When the economy tanked about 10 years ago, I filled this space by writing about the misery index. With today’s economy seemingly getting stronger, I thought I’d revisit the index to see if our misery has lessened.
At the end of 2008, the index stood at 7.4 percent. One year later, as unemployment soared as the economy crashed, it was 12.6 percent.
At the end of 2017, it was 6.2 percent and as of the end of June this year, it is 6.8 percent. Higher numbers indicate that average citizens are feeling more economic pain than when the number is lower.
The misery index, created by economist Arthur Okun during the Lyndon Johnson administration in the 1960s, helps determine how the average citizen is doing economically, and it is calculated by simply adding the annual inflation rate to the seasonally adjusted unemployment rate.
Since both high unemployment and high inflation are major factors to the average wage earner, it’s a quick metric to gauge the health of the economy because as inflation rises the cost of living increases and as unemployment rises more people cross the economic line into poverty.
The misery index exceeded 20 percent during the Great Depression because the unemployment rate was so high, topping out at 24.9 percent in 1933.
In 1946, the misery index exceeded 20 percent because inflation was 18.1 percent.
It almost reached 20 percent in 1979 and 1980 as inflation topped 12 percent each year and unemployment was in the 6- and 7-percent range.
The unemployment rate measures the misery of people being laid off and having difficulty finding jobs. High unemployment prevents people from making a living wage.
Inflation is the rising price of goods and services over time. Inflation impacts your life by reducing your purchasing power. It's a measurement of misery because it increases the cost of living. Over time, it reduces your standard of living.
President Reagan once said, “Inflation is as violent as a mugger, as frightening as an armed robber, and as deadly as a hitman.”
According to the phases of the business cycle, unemployment signals a contraction. Inflation signals that the expansion phase is creating a bubble.
The misery index should reveal when the economy is either running too slow or too fast. Kimberly Amadeo, a U.S. economy analyst and president of WorldMoneyWatch.com says that a healthy economy will produce a misery index of between 6-7 percent. The ideal rate of growth is 2-3 percent. To achieve that, employers need to find good workers. They need to see a natural rate of unemployment from 4-5 percent.

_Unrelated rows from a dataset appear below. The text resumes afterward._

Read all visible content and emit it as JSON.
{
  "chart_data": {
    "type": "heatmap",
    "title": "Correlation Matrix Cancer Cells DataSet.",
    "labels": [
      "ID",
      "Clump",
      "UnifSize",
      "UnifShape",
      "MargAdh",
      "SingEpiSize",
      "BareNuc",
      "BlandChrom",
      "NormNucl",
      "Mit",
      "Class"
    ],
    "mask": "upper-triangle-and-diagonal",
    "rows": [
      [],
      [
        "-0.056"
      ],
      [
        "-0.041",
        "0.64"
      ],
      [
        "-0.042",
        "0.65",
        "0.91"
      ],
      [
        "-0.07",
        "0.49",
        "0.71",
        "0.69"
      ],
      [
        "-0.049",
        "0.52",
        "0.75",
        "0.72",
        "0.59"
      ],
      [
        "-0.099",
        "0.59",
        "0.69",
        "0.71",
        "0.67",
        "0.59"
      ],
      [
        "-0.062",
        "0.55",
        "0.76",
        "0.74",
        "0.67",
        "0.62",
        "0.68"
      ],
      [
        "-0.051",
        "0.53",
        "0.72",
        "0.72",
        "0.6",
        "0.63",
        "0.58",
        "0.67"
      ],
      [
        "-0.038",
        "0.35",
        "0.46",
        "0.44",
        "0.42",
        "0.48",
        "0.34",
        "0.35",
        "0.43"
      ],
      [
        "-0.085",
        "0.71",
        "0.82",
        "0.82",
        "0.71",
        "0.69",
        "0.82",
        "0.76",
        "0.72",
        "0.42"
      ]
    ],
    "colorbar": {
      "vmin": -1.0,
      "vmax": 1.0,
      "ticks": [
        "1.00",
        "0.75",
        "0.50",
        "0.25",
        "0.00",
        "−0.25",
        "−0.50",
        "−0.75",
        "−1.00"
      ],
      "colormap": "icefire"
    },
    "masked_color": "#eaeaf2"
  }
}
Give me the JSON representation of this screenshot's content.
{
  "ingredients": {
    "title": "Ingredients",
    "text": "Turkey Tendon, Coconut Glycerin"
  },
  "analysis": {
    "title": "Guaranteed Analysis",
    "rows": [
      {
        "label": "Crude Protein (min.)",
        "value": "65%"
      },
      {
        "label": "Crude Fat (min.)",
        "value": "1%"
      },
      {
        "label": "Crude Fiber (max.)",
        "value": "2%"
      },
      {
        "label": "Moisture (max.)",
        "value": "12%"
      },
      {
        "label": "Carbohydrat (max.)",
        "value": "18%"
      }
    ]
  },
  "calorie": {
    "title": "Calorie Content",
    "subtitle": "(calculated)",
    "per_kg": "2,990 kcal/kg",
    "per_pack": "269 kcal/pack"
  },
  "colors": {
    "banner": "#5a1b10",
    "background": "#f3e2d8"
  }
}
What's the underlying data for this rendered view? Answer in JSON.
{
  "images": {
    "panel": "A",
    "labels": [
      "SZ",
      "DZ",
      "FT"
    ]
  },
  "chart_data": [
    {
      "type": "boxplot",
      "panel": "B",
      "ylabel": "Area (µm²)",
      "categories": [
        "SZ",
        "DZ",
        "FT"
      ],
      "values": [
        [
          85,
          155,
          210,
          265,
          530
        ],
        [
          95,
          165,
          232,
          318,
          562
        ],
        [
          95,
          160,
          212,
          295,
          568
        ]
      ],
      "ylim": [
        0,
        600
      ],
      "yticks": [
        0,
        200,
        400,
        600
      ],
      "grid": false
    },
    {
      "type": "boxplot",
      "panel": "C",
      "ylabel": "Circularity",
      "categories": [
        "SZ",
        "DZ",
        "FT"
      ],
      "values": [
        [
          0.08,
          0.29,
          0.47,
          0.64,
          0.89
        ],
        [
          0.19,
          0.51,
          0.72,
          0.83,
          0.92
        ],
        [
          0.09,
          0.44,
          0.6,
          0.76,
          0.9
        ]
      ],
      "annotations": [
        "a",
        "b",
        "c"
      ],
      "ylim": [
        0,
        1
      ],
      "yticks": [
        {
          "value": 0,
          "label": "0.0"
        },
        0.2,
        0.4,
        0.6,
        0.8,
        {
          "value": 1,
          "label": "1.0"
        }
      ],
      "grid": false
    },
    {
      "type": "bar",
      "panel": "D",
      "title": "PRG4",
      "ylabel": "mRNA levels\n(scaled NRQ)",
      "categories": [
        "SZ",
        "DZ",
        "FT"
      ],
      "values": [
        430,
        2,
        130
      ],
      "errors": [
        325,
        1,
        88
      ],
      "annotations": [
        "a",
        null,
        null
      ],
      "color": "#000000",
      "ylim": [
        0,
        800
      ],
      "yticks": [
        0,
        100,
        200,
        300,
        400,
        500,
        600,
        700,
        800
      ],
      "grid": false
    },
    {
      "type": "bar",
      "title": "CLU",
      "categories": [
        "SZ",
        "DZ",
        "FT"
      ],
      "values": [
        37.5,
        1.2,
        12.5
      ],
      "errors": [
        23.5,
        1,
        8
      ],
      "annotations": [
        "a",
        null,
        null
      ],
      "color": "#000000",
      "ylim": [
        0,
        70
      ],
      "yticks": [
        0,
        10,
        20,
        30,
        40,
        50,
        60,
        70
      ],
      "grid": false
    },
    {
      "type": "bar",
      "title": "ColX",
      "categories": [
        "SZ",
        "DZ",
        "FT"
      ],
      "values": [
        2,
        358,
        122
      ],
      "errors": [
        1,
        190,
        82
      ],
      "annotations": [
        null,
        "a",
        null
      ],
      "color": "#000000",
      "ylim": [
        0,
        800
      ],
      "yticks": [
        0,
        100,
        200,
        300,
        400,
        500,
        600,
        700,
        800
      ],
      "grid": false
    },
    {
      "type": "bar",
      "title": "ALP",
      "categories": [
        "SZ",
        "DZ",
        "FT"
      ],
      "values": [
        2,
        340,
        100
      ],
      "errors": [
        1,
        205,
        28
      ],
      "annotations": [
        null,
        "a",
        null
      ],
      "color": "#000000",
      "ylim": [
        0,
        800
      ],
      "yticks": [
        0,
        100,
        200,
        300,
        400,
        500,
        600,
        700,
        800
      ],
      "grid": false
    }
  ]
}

When the rate is lower than that, companies can't find enough good workers to maximize production.With the unemployment rate hovering around 4 percent most of the year, we are seeing the problem of finding workers come into play.
As a result, Amadeo says, growth is likely to slow. A healthy economy also requires some inflation. The Federal Reserve aims for a target inflation rate of 2 percent year-over-year.
According to Amadeo, a misery index between 6-7 percent signals a Goldilockseconomy (as in Goldilocks and the Three Bears), with healthy levels of inflation and unemployment.
A Goldilocks economy, she says, is when growth isn't too hot, causing inflation, nor too cold, creating a recession. It has an ideal growth rate of between 2-3 percent, as measured by GDP growth. It also has moderately rising prices, as measured by the core inflation rate.
The Federal Reserve has set this target inflation at 2 percent. At the end of 2017, we had an inflation rate of 2.1 percent and unemployment stood at 4.1 percent for a misery index of 6.2 percent, which put the economy solidly in the Goldilocks range.
At the end of June, unemployment was at 4 percent and inflation had risen to 2.87 percent, still putting the economy in Goldilocks territory, but nearing it’s outer edge.
So, what all that means, I’m not sure. Based on my decades-old perspective from when gas cost less than $1 a gallon and ground chuck cost less than $1 a pound, the cost of living has risen considerably and the economic pain from the high cost of everything surely has been felt by everyone. Paychecks, of course, are larger today than they were then, but I’m not sure it all evens out.
The good news, though, is that the misery index is much better than the last time I looked, which means we must all be happier today than we were 10 years ago.